Eu estava num balcão de bar quando chegou minha vez de ser emboscado. Eu tomava minha cerveja e via uma porcaria qualquer que passava na tevê. Ela veio. Me cumprimentou. Começou a puxar papo. Meio a contragosto eu respondia, mas a repulsa que ela causava era tanta que isso me acalmava, me reconfortava, me fazia ter a certeza de que ao menos ela eu nunca tentaria agarrar. Nessa época eu estava tuberculoso e trabalhava numa creche como voluntário. De noite eu freqüentava bares como esse onde eu estava agora, com a certeza de que os pulmões alcoolizados seriam presas mais fáceis para meu contágio.
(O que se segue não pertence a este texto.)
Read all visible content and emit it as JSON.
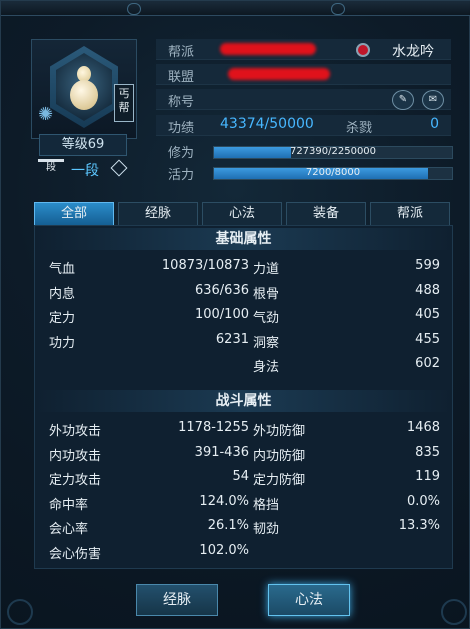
{
  "profile": {
    "level": "等级69",
    "sect_badge": "丐帮",
    "rank_icon_text": "段",
    "rank": "一段",
    "fame_name": "水龙吟"
  },
  "info": {
    "guild_label": "帮派",
    "alliance_label": "联盟",
    "title_label": "称号",
    "merit_label": "功绩",
    "merit_value": "43374/50000",
    "kills_label": "杀戮",
    "kills_value": "0",
    "cultivation_label": "修为",
    "cultivation_value": "727390/2250000",
    "cultivation_fraction": 0.323,
    "vitality_label": "活力",
    "vitality_value": "7200/8000",
    "vitality_fraction": 0.9
  },
  "tabs": [
    "全部",
    "经脉",
    "心法",
    "装备",
    "帮派"
  ],
  "basic": {
    "header": "基础属性",
    "left": [
      {
        "k": "气血",
        "v": "10873/10873"
      },
      {
        "k": "内息",
        "v": "636/636"
      },
      {
        "k": "定力",
        "v": "100/100"
      },
      {
        "k": "功力",
        "v": "6231"
      }
    ],
    "right": [
      {
        "k": "力道",
        "v": "599"
      },
      {
        "k": "根骨",
        "v": "488"
      },
      {
        "k": "气劲",
        "v": "405"
      },
      {
        "k": "洞察",
        "v": "455"
      },
      {
        "k": "身法",
        "v": "602"
      }
    ]
  },
  "combat": {
    "header": "战斗属性",
    "left": [
      {
        "k": "外功攻击",
        "v": "1178-1255"
      },
      {
        "k": "内功攻击",
        "v": "391-436"
      },
      {
        "k": "定力攻击",
        "v": "54"
      },
      {
        "k": "命中率",
        "v": "124.0%"
      },
      {
        "k": "会心率",
        "v": "26.1%"
      },
      {
        "k": "会心伤害",
        "v": "102.0%"
      }
    ],
    "right": [
      {
        "k": "外功防御",
        "v": "1468"
      },
      {
        "k": "内功防御",
        "v": "835"
      },
      {
        "k": "定力防御",
        "v": "119"
      },
      {
        "k": "格挡",
        "v": "0.0%"
      },
      {
        "k": "韧劲",
        "v": "13.3%"
      }
    ]
  },
  "buttons": {
    "meridian": "经脉",
    "mind_method": "心法"
  },
  "colors": {
    "accent": "#47b7ff",
    "tab_active": "#2b8cc9",
    "redaction": "#e0121b"
  }
}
O leitor, por favor, não me leve a mal nem se espante. Pode parecer cruel andar por aí espalhando doenças para bêbados e criancinhas, mas isso é o mínimo que se pode esperar de alguém que trabalha sem receber. Ou porque você acha que existem "voluntários"? Por que as pessoas não conseguem ficar sem trabalhar? Não, claro que não. Todos estão lá para pegar alguma coisa. Assim, enquanto eu simplesmente cumpria meu humilde papel de espalhar o contágio, ao menos não fazia como os outros voluntários que em geral buscavam naquele serviço a satisfação sexual secreta com crianças que nada poderiam contar aos pais. Posso, pois, considerar-me uma boa pessoa, apesar da difícil tarefa que me incumbiu o destino. Quanto aos bêbados, sim, até chego a corar, mas toda profissão tem seu lado cruel.

Mas eu falava de Lili. Lili me embriagou e começou a usar de estranhos subterfúgios que eu desconhecia. Não era a bebida, mas com certeza algum método hipnótico que sua voz aguda usava para aos poucos me acostumar com a idéia de ter nas mãos aquele par de peitos gigantescos (segundo um amigo que morrera de sífilis, tinha dois quilos cada seio). Lili, com seus dentes caídos, seu hálito de especiarias orientais esquecidas mil anos no fundo do mar, Lili da pele que grudava, como se revestida de estranho limo, Lili, a trapezista de camas, que cobrava um real a chupada e dez a rapidinha no matagal nos fundos do bar, Lili, da qual num erro juvenil eu me julgara livre, me fez então a proposta irrecusável:

--- Vamos lá trás que eu te dou de graça!

Eu era jovem. A juventude é fraca. E a fraqueza é afoita. Essa era uma proposta que eu esperava há muito tempo. Eu ia sair da seca, eu ia me dar bem, eu ia virar um grande comedor de mulheres. Fomos lá trás e fizemos a coisa. Por algum estranho truque ela mexia sua musculatura vaginal de tal jeito que, quando meti, senti um monte de coisas deslizando, como se fossem vermes, minhocas e baratas. Um truque realmente impressionante, e até hoje é nisso que tento crer. E foi assim, que eu, que ia tirar o pau da lama e começar um carreira de comedor, tive que passar um ano tomando remédios e sem comer ninguém, vendo o pau quase derreter e ficar oco como uma esponja, tendo que limpar as secreções de hora em hora.

Depois dessa mandei a dona peste pra puta que pariu e larguei os empregos de merda e minhas funções cavaleiro.